Moscou tente de s’immiscer dans l’accord Grèce-Macédoine
Le gouvernement grec va expulser deux diplomates russes, accusés d’avoir essayé de faire dérailler l’accord sur le nom de la Macédoine avec la Grèce, qui doit permettre à Skopje de rallier l’OTAN.
Le gouvernement grec va expulser deux diplomates russes, accusés d’avoir essayé de faire dérailler l’accord sur le nom de la Macédoine avec la Grèce, qui doit permettre à Skopje de rallier l’OTAN.
La Grèce a annoncé qu’elle expulserait deux diplomates russes et qu’elle interdirait l’entrée à deux autres, les suspectant d’avoir essayé de faire chavirer un accord décisif entre la Grèce et la Macédoine le mois dernier, qui doit ouvrir la voie à l’adhésion de Skopje à l’OTAN.
Le 11 juillet, Athènes a accusé les diplomates russes d’activités « non adaptées à leur statut », y compris d’activités illégales contre la sécurité nationale, rapporte le journal Kathimerini.
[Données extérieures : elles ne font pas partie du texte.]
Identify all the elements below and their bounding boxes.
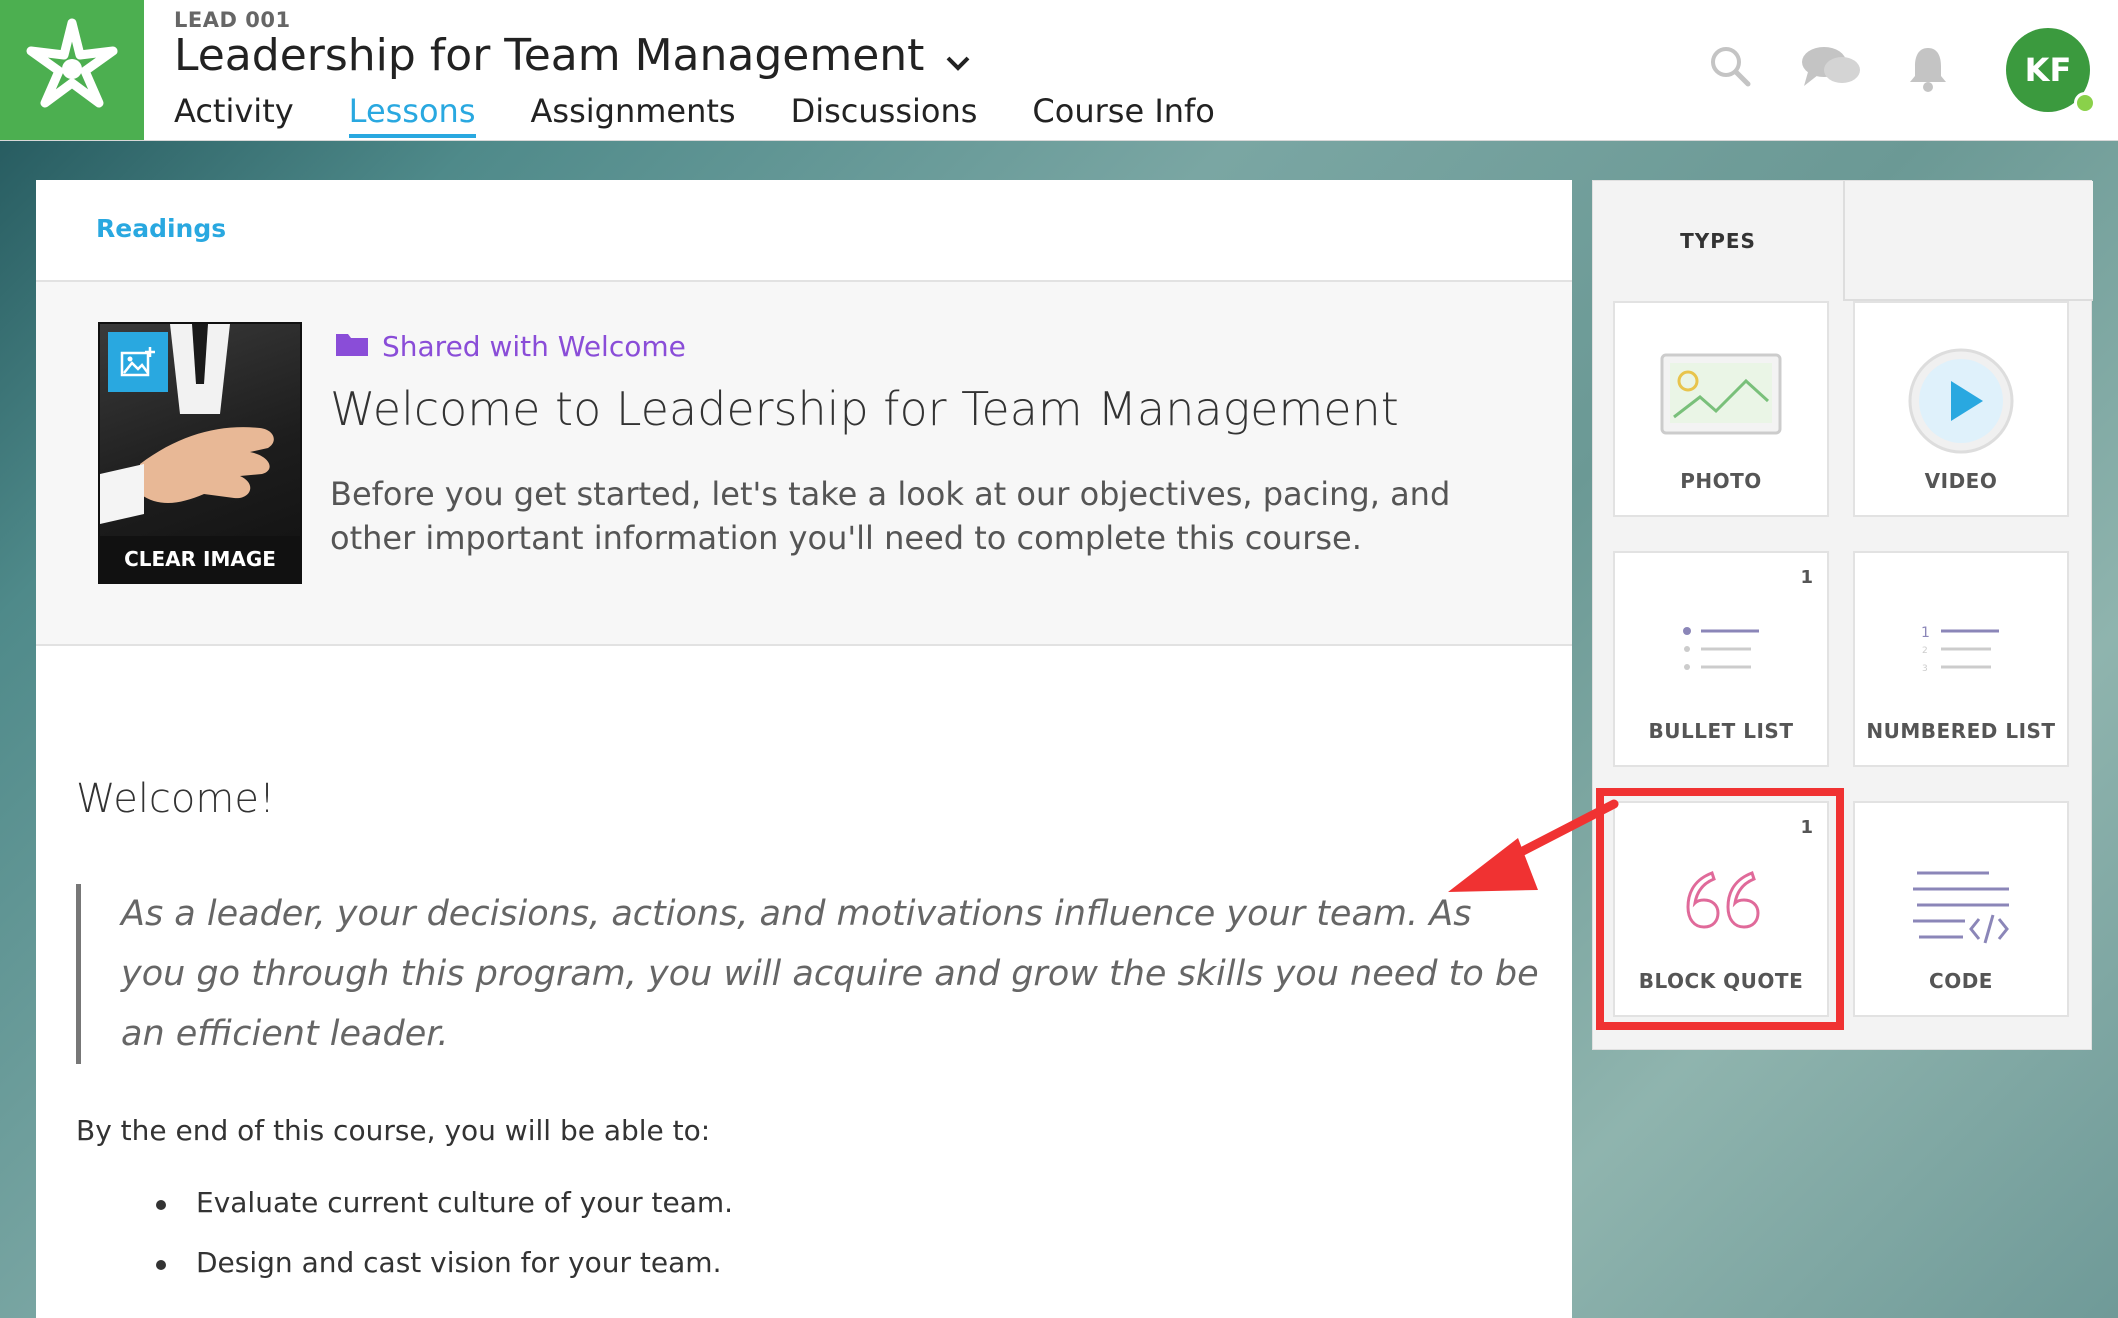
top-bar: LEAD 001 Leadership for Team Management … (0, 0, 2118, 141)
shared-folder-label[interactable]: Shared with Welcome (336, 330, 686, 363)
tab-other[interactable] (1843, 181, 2093, 301)
objectives-intro: By the end of this course, you will be a… (76, 1114, 711, 1147)
tile-label: PHOTO (1680, 469, 1762, 493)
svg-text:3: 3 (1922, 664, 1928, 674)
numbered-list-icon: 1 2 3 (1855, 625, 2067, 675)
app-logo[interactable] (0, 0, 144, 140)
list-item: Design and cast vision for your team. (156, 1246, 733, 1306)
welcome-heading: Welcome! (76, 776, 276, 822)
chat-icon[interactable] (1800, 44, 1862, 92)
bullet-list-icon (1615, 625, 1827, 675)
shared-folder-text: Shared with Welcome (382, 330, 686, 363)
svg-text:1: 1 (1921, 625, 1930, 641)
tile-label: CODE (1929, 969, 1993, 993)
objectives-list: Evaluate current culture of your team. D… (156, 1186, 733, 1306)
search-icon[interactable] (1708, 44, 1752, 92)
numbered-list-tile[interactable]: 1 2 3 NUMBERED LIST (1853, 551, 2069, 767)
clear-image-button[interactable]: CLEAR IMAGE (100, 536, 300, 582)
tab-course-info[interactable]: Course Info (1032, 92, 1214, 138)
tile-label: NUMBERED LIST (1866, 719, 2056, 743)
lesson-body: Welcome! As a leader, your decisions, ac… (36, 646, 1572, 1318)
tab-discussions[interactable]: Discussions (791, 92, 978, 138)
photo-tile[interactable]: PHOTO (1613, 301, 1829, 517)
tile-label: VIDEO (1924, 469, 1998, 493)
lesson-panel: Readings CLEAR IMAGE Shared with Welcome… (36, 180, 1572, 1318)
side-tabs: TYPES (1593, 181, 2093, 301)
code-icon (1855, 869, 2067, 953)
highlight-box (1596, 788, 1844, 1030)
lesson-header-card: CLEAR IMAGE Shared with Welcome Welcome … (36, 282, 1572, 646)
course-title[interactable]: Leadership for Team Management (174, 30, 972, 84)
tile-count: 1 (1800, 567, 1813, 588)
breadcrumb-readings[interactable]: Readings (96, 214, 226, 243)
svg-text:2: 2 (1922, 646, 1928, 656)
list-item: Evaluate current culture of your team. (156, 1186, 733, 1246)
tab-types[interactable]: TYPES (1593, 181, 1843, 301)
add-image-icon[interactable] (108, 332, 168, 392)
block-quote: As a leader, your decisions, actions, an… (76, 884, 1541, 1064)
chevron-down-icon[interactable] (944, 33, 972, 84)
logo-icon (26, 18, 118, 108)
tab-activity[interactable]: Activity (174, 92, 294, 138)
video-tile[interactable]: VIDEO (1853, 301, 2069, 517)
video-icon (1855, 347, 2067, 455)
online-status-dot (2074, 92, 2096, 114)
bell-icon[interactable] (1906, 44, 1950, 96)
code-tile[interactable]: CODE (1853, 801, 2069, 1017)
lesson-cover-image[interactable]: CLEAR IMAGE (98, 322, 302, 584)
lesson-description: Before you get started, let's take a loo… (330, 475, 1451, 557)
tab-assignments[interactable]: Assignments (531, 92, 736, 138)
bullet-list-tile[interactable]: 1 BULLET LIST (1613, 551, 1829, 767)
course-code: LEAD 001 (174, 8, 291, 32)
folder-icon (336, 330, 368, 363)
course-title-text: Leadership for Team Management (174, 30, 925, 81)
breadcrumb-bar: Readings (36, 180, 1572, 282)
annotation-arrow-icon (1430, 790, 1620, 914)
lesson-title: Welcome to Leadership for Team Managemen… (330, 382, 1399, 436)
course-nav: Activity Lessons Assignments Discussions… (174, 92, 1270, 140)
photo-icon (1615, 353, 1827, 435)
tab-lessons[interactable]: Lessons (348, 92, 476, 138)
tile-label: BULLET LIST (1648, 719, 1794, 743)
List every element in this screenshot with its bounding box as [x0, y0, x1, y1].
L’ambassadeur grec à Moscou, Andreas Fryganas, a été convoqué par le ministère russe des Affaires étrangères pour discuter de l’expulsion des deux diplomates d’Athènes.
Pendant ce temps, l’agence de presse Interfax a rapporté que la préparation d’une visite prévue du ministre russe des Affaires étrangères, Sergei Lavrov, en septembre, avait été suspendue.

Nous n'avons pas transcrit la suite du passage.